キレ

キレはしばしば、コクと相対する味わいとして表現されます。コクが持続性を持った味わいであるのに対して、キレは最初に感じていた強い味が短時間のうちにすっきりと消え、後に爽快感を感じさせるような味わいを指すことが多いようです。また「キレのある味」は、このような味わいを持つことに加えて、それがしばしばその食品の味全体を代表する、一本筋の通ったシンプルなものであるという特徴を持ちます。この点でも、味の複雑さの上に成り立ち、しかもその味自体の姿形がはっきりとはしないコクとは対極にあるように思われます。このためコクとキレの両立は一般に難しいのですが、「コクがあるのにキレがある」という言葉に見られるように、両方の味わいを同時に満たすことも可能であり、「相対する」味わいではあっても、必ずしも「相反する」ものではない味わいだと考えられます。

コクがさまざまな食品について語られ、重要視されているのに対して、キレが重要視されている食品というのは多くはありません……というより、一般に「キレ」が語られるのは、ビールなどのアルコール類やコーヒーくらいであり、どちらも「食品」というよりは「飲み物」にあたります。
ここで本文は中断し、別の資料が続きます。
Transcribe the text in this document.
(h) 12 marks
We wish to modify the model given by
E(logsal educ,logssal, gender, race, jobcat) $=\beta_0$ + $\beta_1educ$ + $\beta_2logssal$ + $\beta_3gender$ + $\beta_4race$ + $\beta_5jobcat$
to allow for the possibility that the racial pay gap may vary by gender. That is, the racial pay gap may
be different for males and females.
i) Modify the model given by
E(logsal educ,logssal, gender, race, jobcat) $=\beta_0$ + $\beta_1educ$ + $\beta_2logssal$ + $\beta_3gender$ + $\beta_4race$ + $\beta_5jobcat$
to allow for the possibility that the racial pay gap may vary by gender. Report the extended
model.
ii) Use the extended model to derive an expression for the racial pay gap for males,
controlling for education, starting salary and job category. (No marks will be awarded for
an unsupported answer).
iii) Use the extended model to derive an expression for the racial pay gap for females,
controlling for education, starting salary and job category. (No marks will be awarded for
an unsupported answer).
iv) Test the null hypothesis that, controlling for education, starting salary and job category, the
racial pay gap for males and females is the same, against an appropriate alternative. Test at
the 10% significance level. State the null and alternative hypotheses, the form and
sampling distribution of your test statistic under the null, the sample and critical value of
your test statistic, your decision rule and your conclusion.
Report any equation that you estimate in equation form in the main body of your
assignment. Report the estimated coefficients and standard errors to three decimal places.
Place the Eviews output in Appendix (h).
キレの要因やその解釈については、これまでのところ、あまり踏み込んで考えられてきてはいません。しかし、コクの要因として2番目に挙げた「味の持続性」についての考え方が、キレに関する考え方のベースとなり、同じような味でも持続時間が短いものはキレを感じさせるものになると思われます。このような時間的要素だけでなく、上述のように、その味要素自体が食品の味の中で「際立った」存在であることも、キレには重要でしょう。また次に述べる「のどごし」の味や感覚も、キレを感じるための重要な要素の一つだと考えられます。